The 2015 trial sparked widespread public concern about how alleged victims of sexual assault, particular­ly Indigenous women, are portrayed in a courtroom.

“They’re often perceived almost like they’re the criminal and that they have to defend themselves, and Cindy, in her death, couldn’t defend herself,” said Melanie Omeniho, president of Women of the Metis Nation, who was at the Supreme Court for the decision.

It’s not uncommon for cases involving the deaths of Indigenous women to go through multiple appeals and retrials, Omeniho said, as difficult as that is for victims’ families.

Also there for the ruling was Qajaq Robinson, a commission­er for the national inquiry into murdered and missing Indigenous women, which is due to report early next month.

“It’s a step forward that the court has recognized that in cases of sexual assaults involving Indigenous women and girls, that there’s an obligation on courts, on judges, to be gatekeeper­s — to ensure that bias, prejudice, racism and sexism do not form part of the evidence,” she said.

Julie Kaye, a research adviser with the Institute for the Advancemen­t of Aboriginal Women, said the ruling needed to go further.

“The level of dehumaniza­tion that was experience­d and the level of humiliatio­n that Indigenous women throughout the country felt as a result of the way the court treated Cindy Gladue,” she said in an interview from Saskatoon. “I don’t think the decision accounts for that in the way that it needed to.”

Two experts who testified at the trial for the Crown said an 11-centimetre cut in Gladue’s vaginal wall was caused by a sharp instrument. A defence expert said the injury was a laceration that resulted from blunt-force trauma.

The Crown showed the jury Gladue’s preserved vaginal tissue as an exhibit in an effort to explain her injury. The extraordin­ary move raised complaints that it contribute­d to dehumanizi­ng her.

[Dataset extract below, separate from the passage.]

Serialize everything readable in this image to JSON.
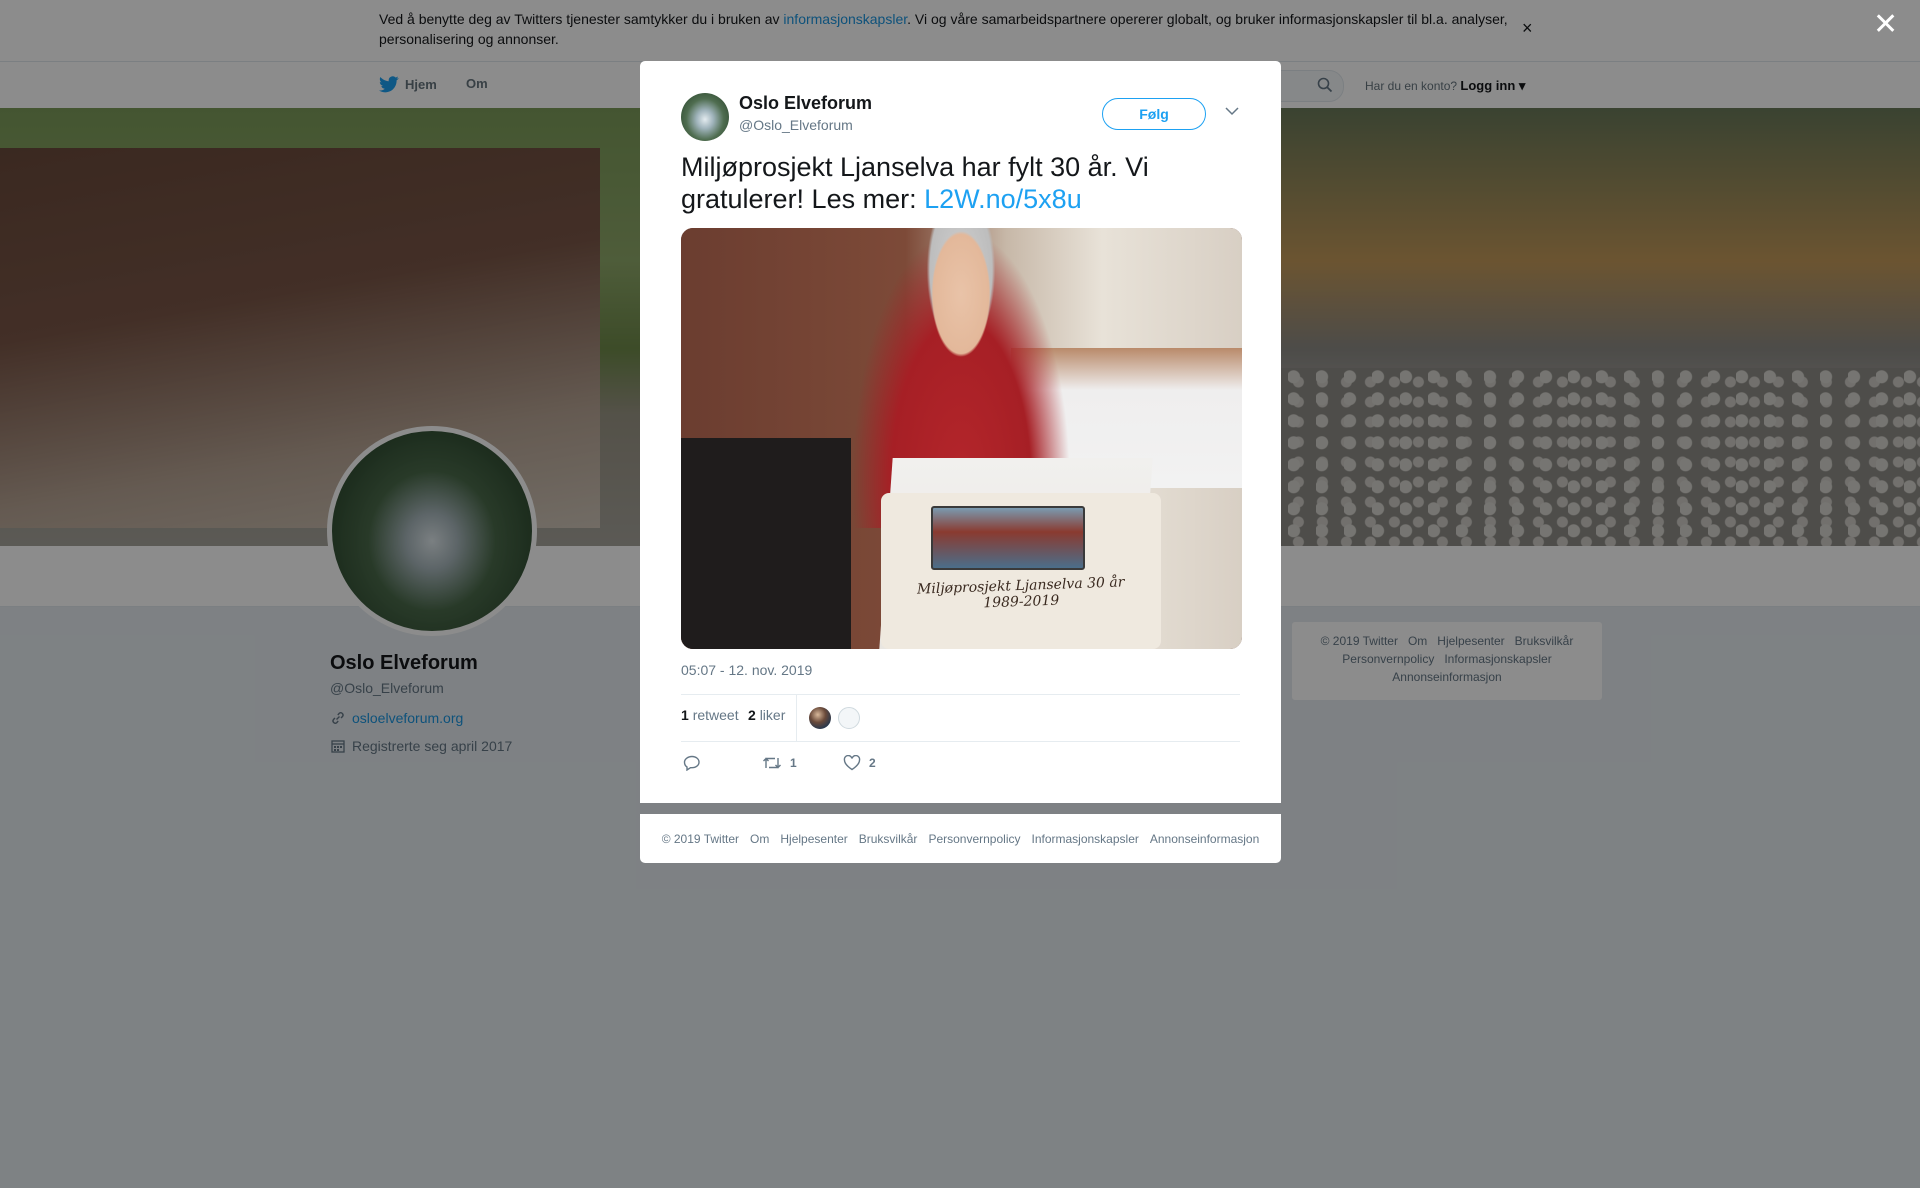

Barton, who hired Gladue for two nights of sex, testified that he put his fist in her vagina on both occasions, but on the second night she started bleeding.

Barton said he woke up the next morning to find Gladue dead in the bathtub.

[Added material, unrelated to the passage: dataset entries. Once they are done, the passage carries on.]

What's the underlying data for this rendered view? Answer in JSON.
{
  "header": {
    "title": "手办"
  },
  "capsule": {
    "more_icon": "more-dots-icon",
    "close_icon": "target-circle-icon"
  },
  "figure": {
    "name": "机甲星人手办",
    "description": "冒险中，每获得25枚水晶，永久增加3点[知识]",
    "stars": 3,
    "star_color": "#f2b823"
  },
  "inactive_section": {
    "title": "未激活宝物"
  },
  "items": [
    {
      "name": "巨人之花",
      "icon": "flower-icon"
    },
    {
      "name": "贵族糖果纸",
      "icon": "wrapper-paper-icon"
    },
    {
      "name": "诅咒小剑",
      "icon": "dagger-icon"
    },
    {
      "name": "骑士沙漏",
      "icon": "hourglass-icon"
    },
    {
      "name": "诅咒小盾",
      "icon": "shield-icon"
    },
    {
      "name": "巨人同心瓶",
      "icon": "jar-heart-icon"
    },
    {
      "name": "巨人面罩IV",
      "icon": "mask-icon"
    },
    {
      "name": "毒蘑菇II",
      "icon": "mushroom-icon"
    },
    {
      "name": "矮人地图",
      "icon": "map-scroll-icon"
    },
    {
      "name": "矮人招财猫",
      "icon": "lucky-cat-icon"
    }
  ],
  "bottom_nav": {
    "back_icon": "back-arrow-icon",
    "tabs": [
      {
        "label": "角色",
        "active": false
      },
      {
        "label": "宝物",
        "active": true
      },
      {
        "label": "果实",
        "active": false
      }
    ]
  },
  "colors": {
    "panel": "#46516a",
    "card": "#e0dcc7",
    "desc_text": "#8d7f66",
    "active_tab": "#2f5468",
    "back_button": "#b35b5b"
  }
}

The Supreme Court said the trial judge failed to apply provisions in the law that limit the extent to which alleged victims’ sexual histories can be discussed. The intention is to avoid an inference that, due to their history, they are more likely to have consented to the sexual activity in question or are less worthy of belief.

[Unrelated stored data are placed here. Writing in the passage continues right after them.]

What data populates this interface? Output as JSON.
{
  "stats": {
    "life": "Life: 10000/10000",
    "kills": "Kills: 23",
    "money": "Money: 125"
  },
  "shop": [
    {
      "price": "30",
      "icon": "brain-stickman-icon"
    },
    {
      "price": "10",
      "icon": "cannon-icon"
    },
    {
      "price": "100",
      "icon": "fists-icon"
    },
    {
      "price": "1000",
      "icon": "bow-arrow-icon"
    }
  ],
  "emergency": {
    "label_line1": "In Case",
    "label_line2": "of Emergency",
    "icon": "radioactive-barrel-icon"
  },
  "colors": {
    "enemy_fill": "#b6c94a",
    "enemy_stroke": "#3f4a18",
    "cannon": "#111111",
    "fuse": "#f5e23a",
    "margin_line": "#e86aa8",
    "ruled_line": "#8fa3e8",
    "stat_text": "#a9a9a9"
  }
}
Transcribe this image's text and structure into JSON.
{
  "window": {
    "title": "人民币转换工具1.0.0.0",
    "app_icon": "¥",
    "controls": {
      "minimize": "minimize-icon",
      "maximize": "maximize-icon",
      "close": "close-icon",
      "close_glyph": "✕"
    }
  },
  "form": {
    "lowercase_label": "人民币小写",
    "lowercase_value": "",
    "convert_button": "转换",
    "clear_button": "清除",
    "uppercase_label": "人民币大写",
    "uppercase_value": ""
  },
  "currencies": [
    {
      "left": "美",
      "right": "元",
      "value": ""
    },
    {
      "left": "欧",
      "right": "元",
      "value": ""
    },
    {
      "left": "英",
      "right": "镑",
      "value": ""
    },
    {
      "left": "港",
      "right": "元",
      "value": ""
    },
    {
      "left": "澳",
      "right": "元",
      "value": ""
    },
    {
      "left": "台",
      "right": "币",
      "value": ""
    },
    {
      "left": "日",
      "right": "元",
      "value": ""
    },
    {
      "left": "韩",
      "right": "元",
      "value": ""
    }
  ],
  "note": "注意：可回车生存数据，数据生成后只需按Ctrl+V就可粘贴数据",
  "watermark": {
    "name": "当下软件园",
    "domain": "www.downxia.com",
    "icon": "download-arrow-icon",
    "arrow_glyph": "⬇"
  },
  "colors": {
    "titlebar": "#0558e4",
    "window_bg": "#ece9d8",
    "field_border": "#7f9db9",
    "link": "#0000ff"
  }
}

The court said those provisions should have been followed before introducin­g evidence about Gladue’s sexual activity with Barton. If any of that evidence had been deemed admissible, careful instructio­n by the trial judge was needed to ensure the jury understood that evidence, the Supreme Court added.

Barton’s lawyer, Dino Bottos, said it’s disappoint­ing his client must return to court on a manslaught­er charge, “but it’s a far, far better result than having to go back to trial on first-degree murder.”

(INDIGENOUS VICTIMS) ARE OFTEN PERCEIVED ALMOST LIKE THEY’RE THE CRIMINAL.